Richard Eurich was born in 1903 in Bradford and studied at the Bradford School of Art from 1922-24, before going on to the Slade School of Art 1924-26, where he studied under Henry Tonks. During his time at the Slade, Eurich became interested in the trends of French painting, as championed by Roger Fry and Clive Bell. One of the reports given to him during his time at the Slade reads: “this student is being influenced by painters who have not been dead long enough to be respectable”, which is probably in reference to Cezanne, Picasso and Severini.

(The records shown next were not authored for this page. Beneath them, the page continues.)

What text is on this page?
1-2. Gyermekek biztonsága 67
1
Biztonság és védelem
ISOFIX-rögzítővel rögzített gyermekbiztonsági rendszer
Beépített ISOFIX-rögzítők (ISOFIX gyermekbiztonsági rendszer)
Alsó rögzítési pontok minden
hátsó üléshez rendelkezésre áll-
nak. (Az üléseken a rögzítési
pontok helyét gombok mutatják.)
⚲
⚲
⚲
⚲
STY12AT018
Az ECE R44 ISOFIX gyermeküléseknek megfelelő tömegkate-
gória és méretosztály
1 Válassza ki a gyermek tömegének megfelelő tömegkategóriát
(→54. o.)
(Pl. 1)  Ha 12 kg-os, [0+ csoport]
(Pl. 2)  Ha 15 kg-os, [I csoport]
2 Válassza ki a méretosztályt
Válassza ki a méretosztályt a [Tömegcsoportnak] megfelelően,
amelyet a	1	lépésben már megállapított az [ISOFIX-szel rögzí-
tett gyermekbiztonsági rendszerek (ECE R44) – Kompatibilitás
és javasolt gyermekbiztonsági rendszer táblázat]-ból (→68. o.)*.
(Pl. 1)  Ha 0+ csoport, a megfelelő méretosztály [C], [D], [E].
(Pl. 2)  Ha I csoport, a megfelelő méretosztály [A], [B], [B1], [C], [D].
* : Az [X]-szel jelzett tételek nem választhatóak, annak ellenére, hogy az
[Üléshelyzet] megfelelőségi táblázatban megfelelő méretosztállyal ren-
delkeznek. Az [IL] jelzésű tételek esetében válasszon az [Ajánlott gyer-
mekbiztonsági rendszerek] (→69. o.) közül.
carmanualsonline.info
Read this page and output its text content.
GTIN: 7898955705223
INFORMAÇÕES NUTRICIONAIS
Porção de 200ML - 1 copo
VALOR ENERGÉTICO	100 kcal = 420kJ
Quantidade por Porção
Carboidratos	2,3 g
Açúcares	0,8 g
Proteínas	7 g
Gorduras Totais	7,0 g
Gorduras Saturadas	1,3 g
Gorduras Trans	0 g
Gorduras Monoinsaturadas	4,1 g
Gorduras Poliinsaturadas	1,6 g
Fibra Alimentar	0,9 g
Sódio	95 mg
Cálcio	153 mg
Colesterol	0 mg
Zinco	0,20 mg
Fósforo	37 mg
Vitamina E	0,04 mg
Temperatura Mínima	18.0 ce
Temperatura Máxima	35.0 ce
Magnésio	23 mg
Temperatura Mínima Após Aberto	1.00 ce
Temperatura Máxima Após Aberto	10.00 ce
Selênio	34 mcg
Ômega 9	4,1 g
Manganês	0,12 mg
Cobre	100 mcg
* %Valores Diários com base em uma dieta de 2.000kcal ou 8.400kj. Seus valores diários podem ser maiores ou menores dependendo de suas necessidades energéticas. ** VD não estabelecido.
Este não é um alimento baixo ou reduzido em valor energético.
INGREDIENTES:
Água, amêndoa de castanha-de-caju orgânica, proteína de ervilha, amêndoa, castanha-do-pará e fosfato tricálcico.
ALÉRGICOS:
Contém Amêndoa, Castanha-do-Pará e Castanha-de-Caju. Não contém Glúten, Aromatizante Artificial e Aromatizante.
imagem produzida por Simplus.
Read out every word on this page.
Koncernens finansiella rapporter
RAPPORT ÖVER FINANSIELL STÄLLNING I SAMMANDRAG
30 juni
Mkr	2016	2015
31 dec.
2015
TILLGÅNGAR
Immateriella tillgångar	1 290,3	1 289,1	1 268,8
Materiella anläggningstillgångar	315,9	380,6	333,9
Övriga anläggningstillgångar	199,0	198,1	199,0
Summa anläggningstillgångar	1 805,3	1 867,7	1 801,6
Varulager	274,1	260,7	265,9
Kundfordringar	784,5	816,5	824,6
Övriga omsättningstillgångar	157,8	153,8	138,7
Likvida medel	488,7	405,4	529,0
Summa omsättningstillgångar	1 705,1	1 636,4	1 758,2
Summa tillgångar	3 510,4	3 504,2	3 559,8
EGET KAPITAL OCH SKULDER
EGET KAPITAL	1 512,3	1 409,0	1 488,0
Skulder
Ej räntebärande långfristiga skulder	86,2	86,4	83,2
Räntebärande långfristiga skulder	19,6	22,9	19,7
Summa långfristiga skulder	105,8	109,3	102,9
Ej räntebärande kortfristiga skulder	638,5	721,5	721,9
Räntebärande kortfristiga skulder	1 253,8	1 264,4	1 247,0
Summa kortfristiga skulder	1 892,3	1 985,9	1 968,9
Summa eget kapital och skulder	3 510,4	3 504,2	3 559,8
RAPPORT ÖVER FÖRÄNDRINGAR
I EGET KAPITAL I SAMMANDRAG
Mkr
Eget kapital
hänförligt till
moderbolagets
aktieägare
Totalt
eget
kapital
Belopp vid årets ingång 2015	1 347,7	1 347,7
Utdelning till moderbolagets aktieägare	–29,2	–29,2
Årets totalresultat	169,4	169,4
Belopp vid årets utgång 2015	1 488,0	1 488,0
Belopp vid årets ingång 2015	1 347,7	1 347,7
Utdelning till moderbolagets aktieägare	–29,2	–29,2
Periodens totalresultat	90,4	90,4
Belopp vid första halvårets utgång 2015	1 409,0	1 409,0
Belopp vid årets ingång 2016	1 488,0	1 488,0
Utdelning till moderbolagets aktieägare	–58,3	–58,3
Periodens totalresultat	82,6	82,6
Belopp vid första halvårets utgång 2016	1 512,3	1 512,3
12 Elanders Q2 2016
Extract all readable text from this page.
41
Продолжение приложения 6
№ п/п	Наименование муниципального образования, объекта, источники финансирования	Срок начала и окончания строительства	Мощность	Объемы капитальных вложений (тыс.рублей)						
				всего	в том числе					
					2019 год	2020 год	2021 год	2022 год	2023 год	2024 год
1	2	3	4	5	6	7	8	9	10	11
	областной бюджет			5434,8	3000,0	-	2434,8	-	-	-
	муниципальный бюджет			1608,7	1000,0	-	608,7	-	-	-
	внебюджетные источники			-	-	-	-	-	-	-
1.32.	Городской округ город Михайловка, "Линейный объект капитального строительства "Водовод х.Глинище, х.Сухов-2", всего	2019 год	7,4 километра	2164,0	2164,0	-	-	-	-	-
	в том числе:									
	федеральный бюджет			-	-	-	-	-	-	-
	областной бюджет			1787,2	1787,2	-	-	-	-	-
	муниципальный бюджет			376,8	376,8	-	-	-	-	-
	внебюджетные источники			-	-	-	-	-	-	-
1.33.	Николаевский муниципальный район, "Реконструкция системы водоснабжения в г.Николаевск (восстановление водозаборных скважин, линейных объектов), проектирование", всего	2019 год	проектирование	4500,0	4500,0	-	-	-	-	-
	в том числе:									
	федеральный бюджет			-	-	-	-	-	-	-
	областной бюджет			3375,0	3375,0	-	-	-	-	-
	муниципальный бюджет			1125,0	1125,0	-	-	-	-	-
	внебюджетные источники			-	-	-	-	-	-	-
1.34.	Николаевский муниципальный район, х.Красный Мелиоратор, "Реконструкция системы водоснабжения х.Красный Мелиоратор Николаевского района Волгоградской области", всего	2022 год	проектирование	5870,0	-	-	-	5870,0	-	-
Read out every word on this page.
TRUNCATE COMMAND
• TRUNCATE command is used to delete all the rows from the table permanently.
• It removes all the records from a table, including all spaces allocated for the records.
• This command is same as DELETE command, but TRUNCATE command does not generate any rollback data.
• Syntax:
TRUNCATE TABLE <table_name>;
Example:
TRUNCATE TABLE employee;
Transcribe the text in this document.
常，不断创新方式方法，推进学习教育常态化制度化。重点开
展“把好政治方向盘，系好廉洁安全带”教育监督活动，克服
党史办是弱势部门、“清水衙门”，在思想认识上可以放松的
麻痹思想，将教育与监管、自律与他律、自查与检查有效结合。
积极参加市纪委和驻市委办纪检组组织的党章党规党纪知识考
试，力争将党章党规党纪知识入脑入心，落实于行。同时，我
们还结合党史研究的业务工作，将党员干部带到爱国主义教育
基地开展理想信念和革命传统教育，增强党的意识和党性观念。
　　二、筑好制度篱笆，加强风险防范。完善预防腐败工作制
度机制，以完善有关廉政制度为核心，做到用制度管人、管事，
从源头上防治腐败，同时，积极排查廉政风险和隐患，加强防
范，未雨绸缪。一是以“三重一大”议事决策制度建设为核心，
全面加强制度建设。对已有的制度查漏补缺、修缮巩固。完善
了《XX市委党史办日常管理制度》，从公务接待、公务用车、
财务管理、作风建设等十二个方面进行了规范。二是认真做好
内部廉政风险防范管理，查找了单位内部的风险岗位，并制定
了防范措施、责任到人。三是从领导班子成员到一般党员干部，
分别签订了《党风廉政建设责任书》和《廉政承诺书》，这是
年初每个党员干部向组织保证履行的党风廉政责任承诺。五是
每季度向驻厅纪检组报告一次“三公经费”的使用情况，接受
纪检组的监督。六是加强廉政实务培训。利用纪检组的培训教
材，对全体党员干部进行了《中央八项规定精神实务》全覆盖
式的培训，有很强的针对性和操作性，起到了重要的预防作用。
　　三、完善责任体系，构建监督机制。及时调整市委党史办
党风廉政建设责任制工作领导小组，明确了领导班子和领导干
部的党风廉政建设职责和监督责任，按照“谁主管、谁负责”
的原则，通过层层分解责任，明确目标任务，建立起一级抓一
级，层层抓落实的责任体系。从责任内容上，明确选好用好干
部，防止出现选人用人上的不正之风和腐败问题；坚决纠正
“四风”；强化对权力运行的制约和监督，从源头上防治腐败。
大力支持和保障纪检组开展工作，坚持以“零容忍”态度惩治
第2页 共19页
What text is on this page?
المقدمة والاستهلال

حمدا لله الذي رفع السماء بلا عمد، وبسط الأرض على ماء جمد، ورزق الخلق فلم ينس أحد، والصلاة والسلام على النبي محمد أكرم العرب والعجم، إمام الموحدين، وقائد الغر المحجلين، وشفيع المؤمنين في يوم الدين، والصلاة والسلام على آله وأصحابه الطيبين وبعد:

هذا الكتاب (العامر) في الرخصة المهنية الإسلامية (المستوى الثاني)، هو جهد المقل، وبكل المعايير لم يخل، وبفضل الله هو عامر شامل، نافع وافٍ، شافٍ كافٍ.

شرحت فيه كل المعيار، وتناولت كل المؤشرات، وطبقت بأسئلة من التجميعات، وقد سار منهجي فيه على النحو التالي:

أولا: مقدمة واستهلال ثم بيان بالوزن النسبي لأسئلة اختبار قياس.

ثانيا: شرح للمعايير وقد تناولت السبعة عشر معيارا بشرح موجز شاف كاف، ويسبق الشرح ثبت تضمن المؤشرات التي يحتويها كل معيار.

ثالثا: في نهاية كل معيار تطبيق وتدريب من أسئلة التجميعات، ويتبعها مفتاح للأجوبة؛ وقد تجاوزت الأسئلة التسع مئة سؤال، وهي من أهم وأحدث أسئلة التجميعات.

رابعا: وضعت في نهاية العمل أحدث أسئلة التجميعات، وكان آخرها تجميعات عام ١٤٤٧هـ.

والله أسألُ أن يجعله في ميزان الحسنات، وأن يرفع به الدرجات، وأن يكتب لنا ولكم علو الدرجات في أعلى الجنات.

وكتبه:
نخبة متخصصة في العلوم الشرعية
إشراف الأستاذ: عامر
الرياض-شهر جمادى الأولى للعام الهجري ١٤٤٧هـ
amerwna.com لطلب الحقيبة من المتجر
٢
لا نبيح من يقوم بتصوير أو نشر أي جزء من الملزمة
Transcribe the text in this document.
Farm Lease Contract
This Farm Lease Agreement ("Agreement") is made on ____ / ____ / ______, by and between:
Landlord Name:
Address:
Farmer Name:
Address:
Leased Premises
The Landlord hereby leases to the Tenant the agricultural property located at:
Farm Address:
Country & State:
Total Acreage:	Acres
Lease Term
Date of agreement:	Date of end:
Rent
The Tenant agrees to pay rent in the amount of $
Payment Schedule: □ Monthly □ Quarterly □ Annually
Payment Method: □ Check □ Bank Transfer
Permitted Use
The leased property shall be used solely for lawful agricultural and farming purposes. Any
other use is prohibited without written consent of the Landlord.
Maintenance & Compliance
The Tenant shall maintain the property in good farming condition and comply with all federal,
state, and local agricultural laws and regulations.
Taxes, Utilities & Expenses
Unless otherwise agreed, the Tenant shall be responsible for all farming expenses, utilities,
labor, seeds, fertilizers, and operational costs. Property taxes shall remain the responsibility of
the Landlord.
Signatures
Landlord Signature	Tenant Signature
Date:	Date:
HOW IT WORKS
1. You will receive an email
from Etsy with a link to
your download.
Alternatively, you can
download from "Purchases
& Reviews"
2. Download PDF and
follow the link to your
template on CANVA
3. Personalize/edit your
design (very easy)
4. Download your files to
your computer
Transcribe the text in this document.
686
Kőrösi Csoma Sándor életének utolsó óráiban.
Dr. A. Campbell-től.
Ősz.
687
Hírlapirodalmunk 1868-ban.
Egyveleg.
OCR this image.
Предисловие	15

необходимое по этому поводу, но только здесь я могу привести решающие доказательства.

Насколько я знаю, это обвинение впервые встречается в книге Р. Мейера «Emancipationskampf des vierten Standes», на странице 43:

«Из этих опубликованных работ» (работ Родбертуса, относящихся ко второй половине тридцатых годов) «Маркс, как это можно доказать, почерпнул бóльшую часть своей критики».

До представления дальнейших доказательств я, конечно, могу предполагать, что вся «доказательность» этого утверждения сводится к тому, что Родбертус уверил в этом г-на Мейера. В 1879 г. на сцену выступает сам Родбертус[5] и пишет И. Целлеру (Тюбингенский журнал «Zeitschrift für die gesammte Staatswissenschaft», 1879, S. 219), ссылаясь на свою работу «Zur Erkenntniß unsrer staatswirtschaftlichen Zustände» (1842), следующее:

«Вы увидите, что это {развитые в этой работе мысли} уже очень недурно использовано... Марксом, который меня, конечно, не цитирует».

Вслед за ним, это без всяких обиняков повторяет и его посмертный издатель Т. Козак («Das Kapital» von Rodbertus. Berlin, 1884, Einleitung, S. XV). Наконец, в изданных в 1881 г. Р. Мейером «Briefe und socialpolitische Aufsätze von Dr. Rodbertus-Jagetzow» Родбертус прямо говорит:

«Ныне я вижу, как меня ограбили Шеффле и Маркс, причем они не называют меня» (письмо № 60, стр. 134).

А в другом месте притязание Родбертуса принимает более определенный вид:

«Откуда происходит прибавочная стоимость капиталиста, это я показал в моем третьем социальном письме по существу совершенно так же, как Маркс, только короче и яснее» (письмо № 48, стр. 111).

Eurich also studied the Old Masters at great lengths, claiming such works offered one everything they might want to know about composition and technique.

 

At the Slade Eurich worked mainly on drawing, however re-adopted painting shortly after he left due to problems with his eyes which occurred as a result of the painstaking process of drawing. His drawings were so intricately impressive that he sold two works to Sir Edward Marsh, Churchill's secretary and committee member of the Contemporary Art Society. Marsh, with the help of Eric Gill, was instrumental in organising Eurich's first solo exhibition at the Goupil Gallery in 1929. During the opening of the exhibition, Eurich was advised by Christopher Wood to “paint what you love and damn all fashions which come and go", advice that greatly informed Eurich’s artistic output, as he never joined a group or movement and worked in an idiosyncratic style, in relative isolation from other artists.

 

Eurich held exhibitions at the Redfern Gallery from 1933 up until the late 1950s, where many of his paintings were bought for public collections. From 1936 to 1939, Eurich displayed alongside artists such as Ivon Hitchens, Stanley Spencer and Augustus John in the International Exhibition of Painters at the Carnegie Institute in Pittsburgh.

 

During the Second World War he applied to be an Official War Painter for the Admiralty. In some of his many seascapes punctuated by fire and smoke, Eurich pays homage to Turner’s sunsets, where fiery reds diffuse through a misty horizon, such as The Landing at Dieppe, 19th August 1942, now in the Tate Collection. His war paintings encapsulate Eurich’s intuitive sense of perspective and ability to convincingly imagine viewpoints that he had never seen. He rarely made direct studies for large compositions and claimed not to know how to square up a canvas. Instead, he started from a singular point, the root of the imagined scene, and from there gradually worked outwards, modelling and applying colour as he went. Men who had been present at the various war scenes that Eurich depicted found his war paintings remarkable in their compositional and factual accuracy.

 

After the war he sought relief from the devastating and serious themes his work had been covering and depicted towns, seaside resorts and nursery stories, again using his instinctive understanding of perspective to map out surreal landscapes, half-remembered from his own childhood. He became a Royal Academician in 1953 and later taught at the Camberwell School of Art from 1949 to 1968. In 1979 there was a major retrospective of his work at the Bradford Art Galleries and Museum and in 1991 his work was well-received by critics and public at the Imperial War Museum in Richard Eurich: D-day to Dunkirk, just one year before he passed away in 1992.

 

A good deal of his works feature in Andrew Lambirth's 'The Art of Richard Eurich', published in 2020 by Lund Humpries (pp11-185).